Acid rain may kill fish, but it doesn't hurt yields of most food crops and actually helps as many as it hurts, according to the findings of a new study by the Environmental Protection Agency.
Tomatoes and strawberries, which thrive in acid soil naturally, were the happiest under artificially acidic drizzle given them by scientists at EPA's Environmental Reserach Laboratory in Corvallis, Ore. Carrots, beets and radishes did poorly, losing up to 50 percent of their normal yield. Grain crops were largely unaffected.
More than half the crops suffered leaf damage, which generally did not affect yield weight but rendered lettuce, spinach and mustard green crops unmarketable.
That finding came as something of a surprise, according to bioligist Jeffrey J. Lee. "We had thought there might be a close correlation between foliar [leaf] injury and crop yield, but the results show there is not," he said. "Of course, yield and marketability are two different things."
Congressional hearings were held recently on acid rain, which is formed when sulfur dioxide or nitrogen oxide air pollutants mix with moisture in the air.EPA and Congress are considering ways to deal with acid rain, reportedly, the killer of all fish and plant life in hundreds of lakes in the northeastern United States and Canada.
However, the formative process of acid rain is little understood. Electric utilities and other industries have installed millions of dollars worth of pollution-control equipment already and are certain to resist any tightening of the standards for oxide emissions.
Lee and researchers Grady E. Neely and Shelton C. Perrigan set out to learn about the damage that varying degrees of acidity can do, and to see which crops were mostly vulnerable.
They raised 28 vegetables and grasses in pots, subjecting them to three different strengths of artificial acid rain, for a total of 84 test plants. Of those, 62 plants showed no significant difference in yield from control plants grown under neutral rainwater, while 11 plants increased their yeilds and 11 plants reduced theirs. But 46 plants, or 55 percent of the test sample, suffered leaf damage, including all the leafy crops.
Acid levels are measured on the pH scale, on which 1 is a very acidic, 5 is neutral and 10 is very alakline. Normal rainwater has a pH of 5.6. Prevailing winds carry sulfur dioxides eastward from the Ohio River basin and elsewhere, however, so that "in the northeastern United States, pH 3.5 is typical of summer rains," the EPA study said. That is about the acidity of lemon juice, and "more acidic rains do occur," EPA reported.

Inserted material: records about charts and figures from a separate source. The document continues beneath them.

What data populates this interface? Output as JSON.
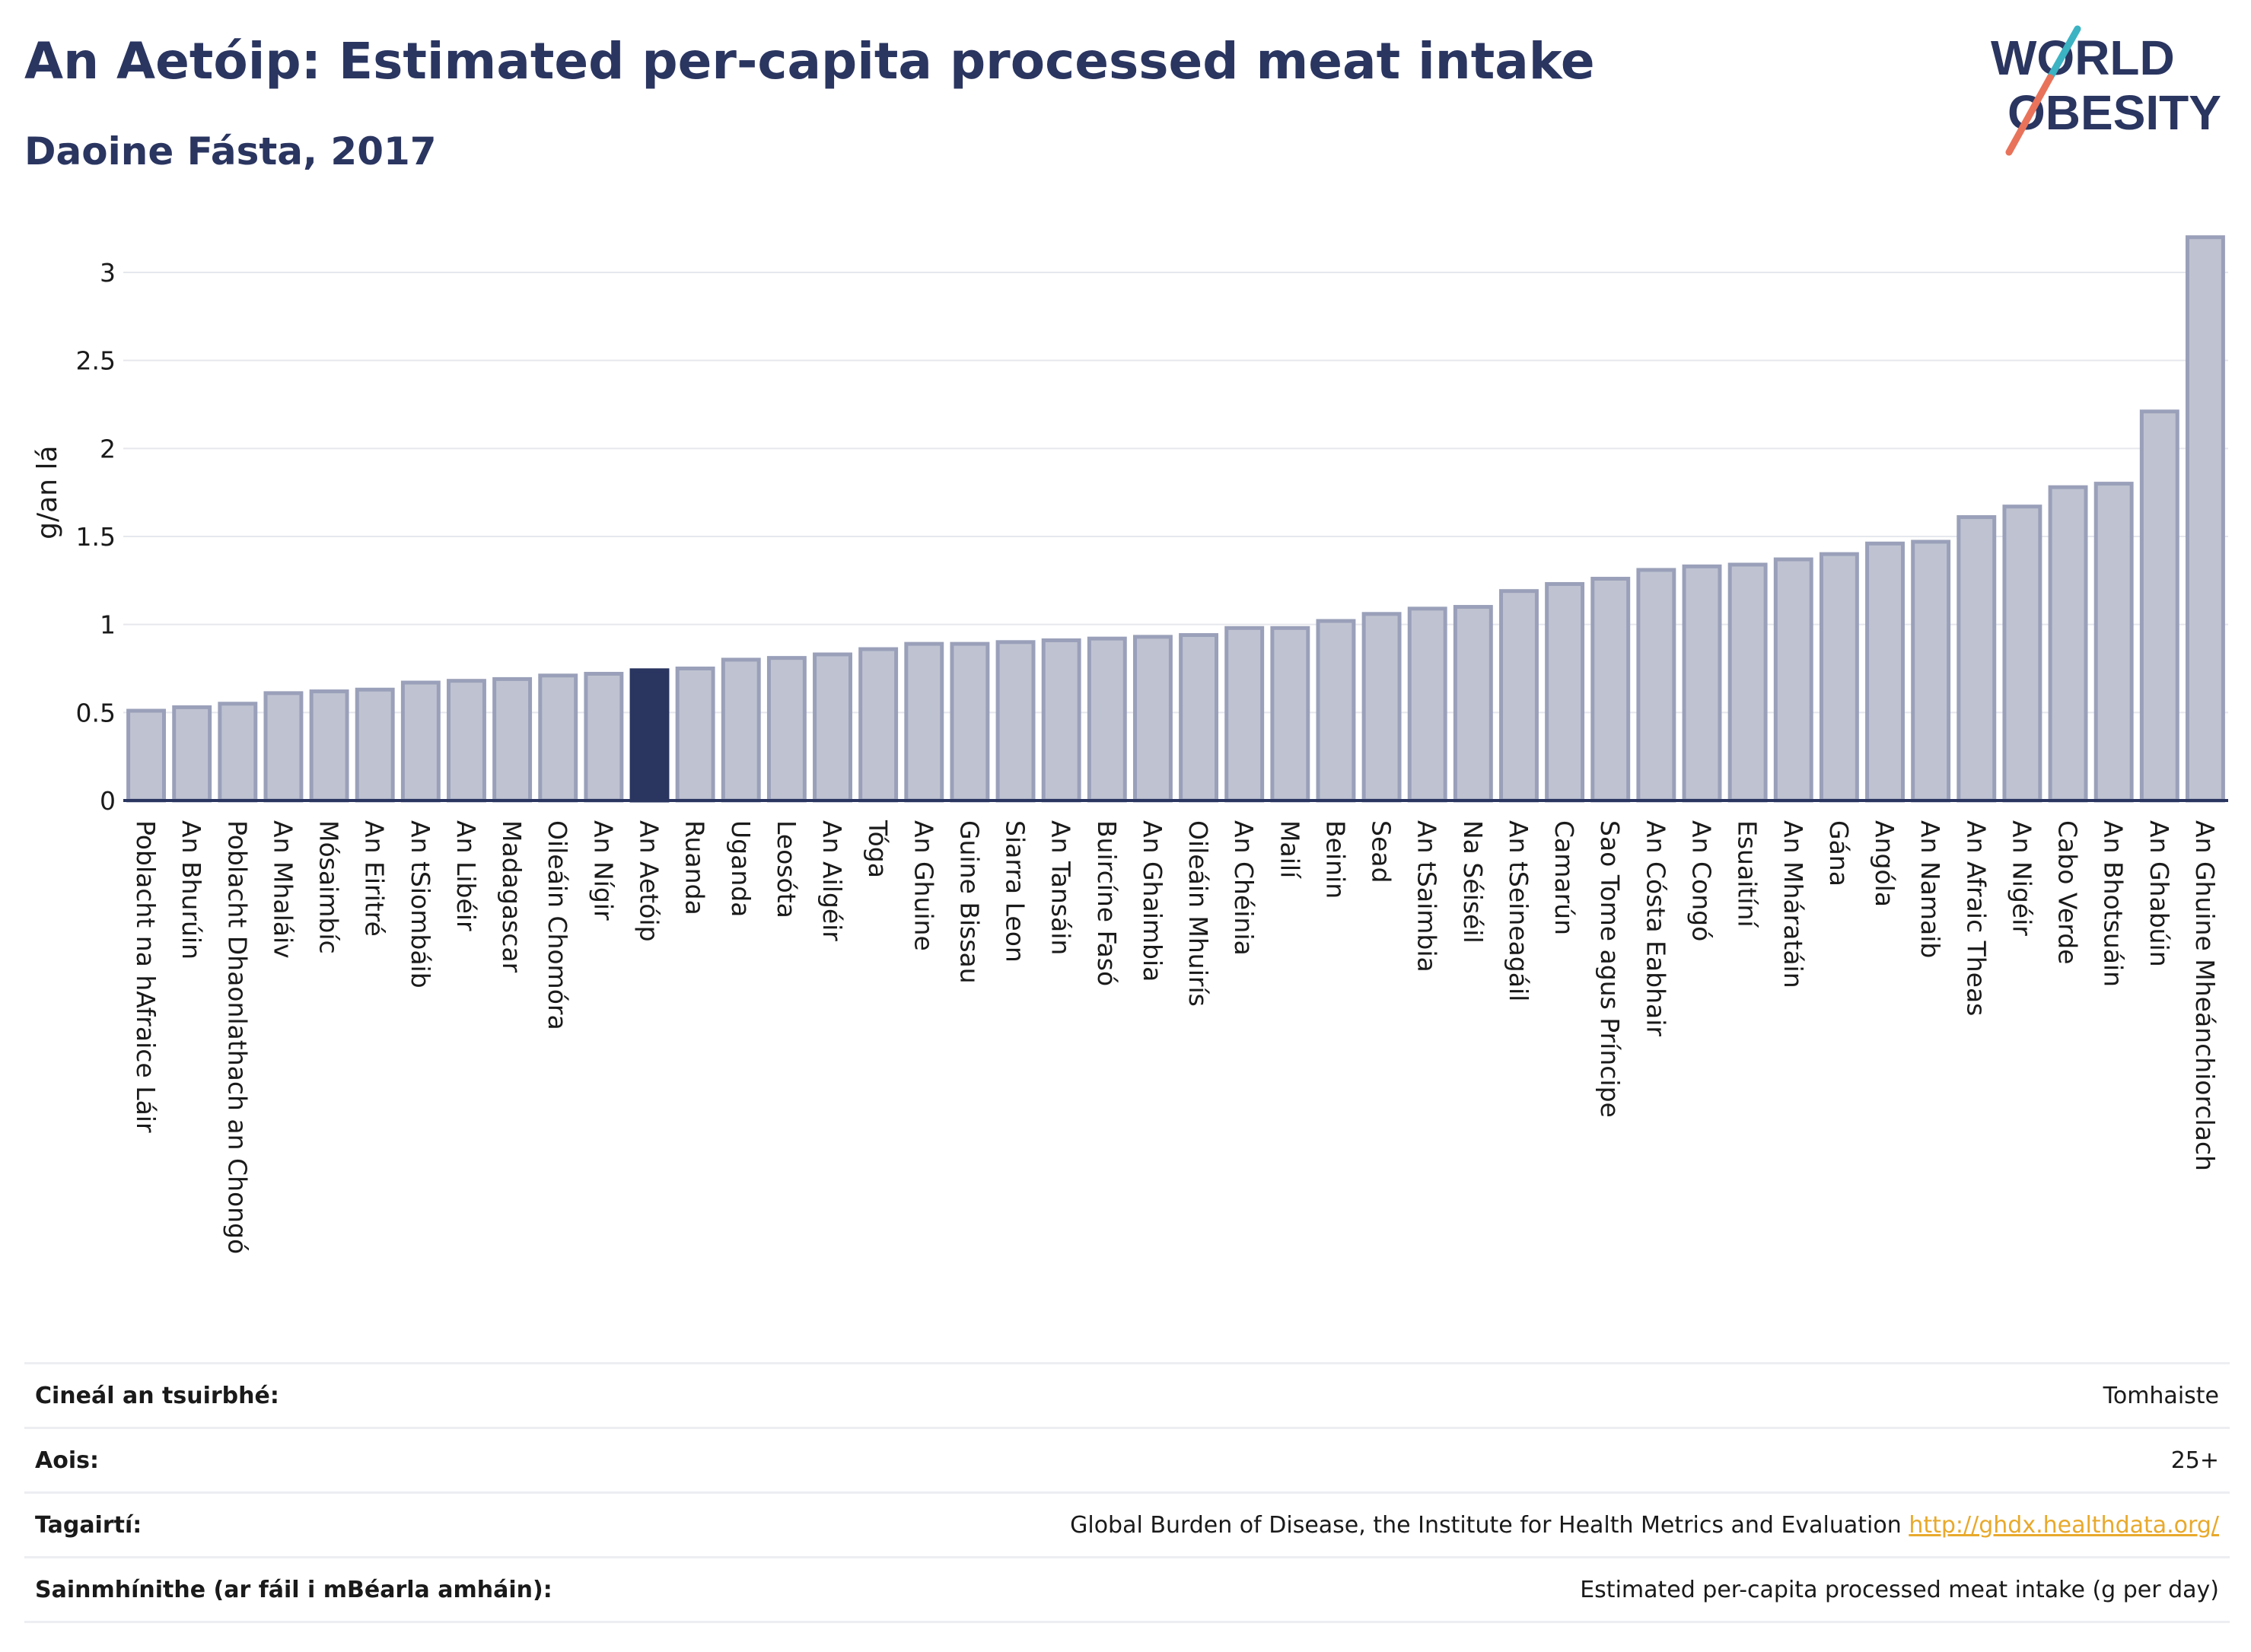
{
  "header": {
    "title": "An Aetóip: Estimated per-capita processed meat intake",
    "subtitle": "Daoine Fásta, 2017"
  },
  "logo": {
    "line1": "WORLD",
    "line2": "OBESITY",
    "colors": {
      "text": "#2a3560",
      "accent_teal": "#3bb3c3",
      "accent_coral": "#e8735a"
    }
  },
  "colors": {
    "bar_fill": "#bfc3d1",
    "bar_stroke": "#9aa0b9",
    "highlight_fill": "#2a3560",
    "axis": "#2a3560",
    "grid": "#e6e8ee"
  },
  "chart_data": {
    "type": "bar",
    "ylabel": "g/an lá",
    "xlabel": "",
    "ylim": [
      0,
      3.3
    ],
    "yticks": [
      0,
      0.5,
      1,
      1.5,
      2,
      2.5,
      3
    ],
    "ytick_labels": [
      "0",
      "0.5",
      "1",
      "1.5",
      "2",
      "2.5",
      "3"
    ],
    "grid": true,
    "highlight": "An Aetóip",
    "categories": [
      "Poblacht na hAfraice Láir",
      "An Bhurúin",
      "Poblacht Dhaonlathach an Chongó",
      "An Mhaláiv",
      "Mósaimbíc",
      "An Eiritré",
      "An tSiombáib",
      "An Libéir",
      "Madagascar",
      "Oileáin Chomóra",
      "An Nígir",
      "An Aetóip",
      "Ruanda",
      "Uganda",
      "Leosóta",
      "An Ailgéir",
      "Tóga",
      "An Ghuine",
      "Guine Bissau",
      "Siarra Leon",
      "An Tansáin",
      "Buircíne Fasó",
      "An Ghaimbia",
      "Oileáin Mhuirís",
      "An Chéinia",
      "Mailí",
      "Beinin",
      "Sead",
      "An tSaimbia",
      "Na Séiséil",
      "An tSeineagáil",
      "Camarún",
      "Sao Tome agus Príncipe",
      "An Cósta Eabhair",
      "An Congó",
      "Esuaitíní",
      "An Mháratáin",
      "Gána",
      "Angóla",
      "An Namaib",
      "An Afraic Theas",
      "An Nigéir",
      "Cabo Verde",
      "An Bhotsuáin",
      "An Ghabúin",
      "An Ghuine Mheánchiorclach"
    ],
    "values": [
      0.51,
      0.53,
      0.55,
      0.61,
      0.62,
      0.63,
      0.67,
      0.68,
      0.69,
      0.71,
      0.72,
      0.74,
      0.75,
      0.8,
      0.81,
      0.83,
      0.86,
      0.89,
      0.89,
      0.9,
      0.91,
      0.92,
      0.93,
      0.94,
      0.98,
      0.98,
      1.02,
      1.06,
      1.09,
      1.1,
      1.19,
      1.23,
      1.26,
      1.31,
      1.33,
      1.34,
      1.37,
      1.4,
      1.46,
      1.47,
      1.61,
      1.67,
      1.78,
      1.8,
      2.21,
      3.2
    ]
  },
  "info_table": [
    {
      "label": "Cineál an tsuirbhé:",
      "value": "Tomhaiste"
    },
    {
      "label": "Aois:",
      "value": "25+"
    },
    {
      "label": "Tagairtí:",
      "value": "Global Burden of Disease, the Institute for Health Metrics and Evaluation",
      "link": "http://ghdx.healthdata.org/"
    },
    {
      "label": "Sainmhínithe (ar fáil i mBéarla amháin):",
      "value": "Estimated per-capita processed meat intake (g per day)"
    }
  ]
}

The team used simulated sulfuric acid rains of pH 4, 3.5 and 3.0 for its tests.
Grain crops seemed to be the toughest, suffering neither leaf damage nor significant yield loss at any level of exposure. Corn increased its output by 13 percent under pH 3.0 rainfall, one of the curious zigzag results that showed slightly negative effects at one acid level and positive effects at another.
Strawberries increased their weight by 51 percent under the weakest pH 4 acid level, jumping 72 percent under the lemon-like pH 3.0. That also produced a 31 percent heftier tomato crop, 24 percent more timothy grass and 23 percent more orchardgrass. Green peppers increased 31 percent under pH 3.5 water, but the yield dropped back at pH 3.0.
Carrots lost nearly half their weight at the highest acid levels, as did beets and radishes. Some of the radish findings were confused by a plauge of snails and beetles that ate many of the control plants but ignored the acid-watered ones, an event that Lee said merited further study.
Potato crops were down 14 percent at pH 3.0 but unchanged in weaker acid rains, while mustard greens were down at weak level, up to normal under pH 3.5 and down fully one-third at the top acid rate.
The only valid generalization emerging from the study, were these: plants that sprout with two leaves (dicotyledons), like carrots and spinach, were far more effected than those that sprout with one (monocotyledons); and the reserachers did not know how to grow soybeans or peanuts.
"The peanuts just didn't grow well even in the controls," Lee said. "Maybe we ought to ask President Carter for advice."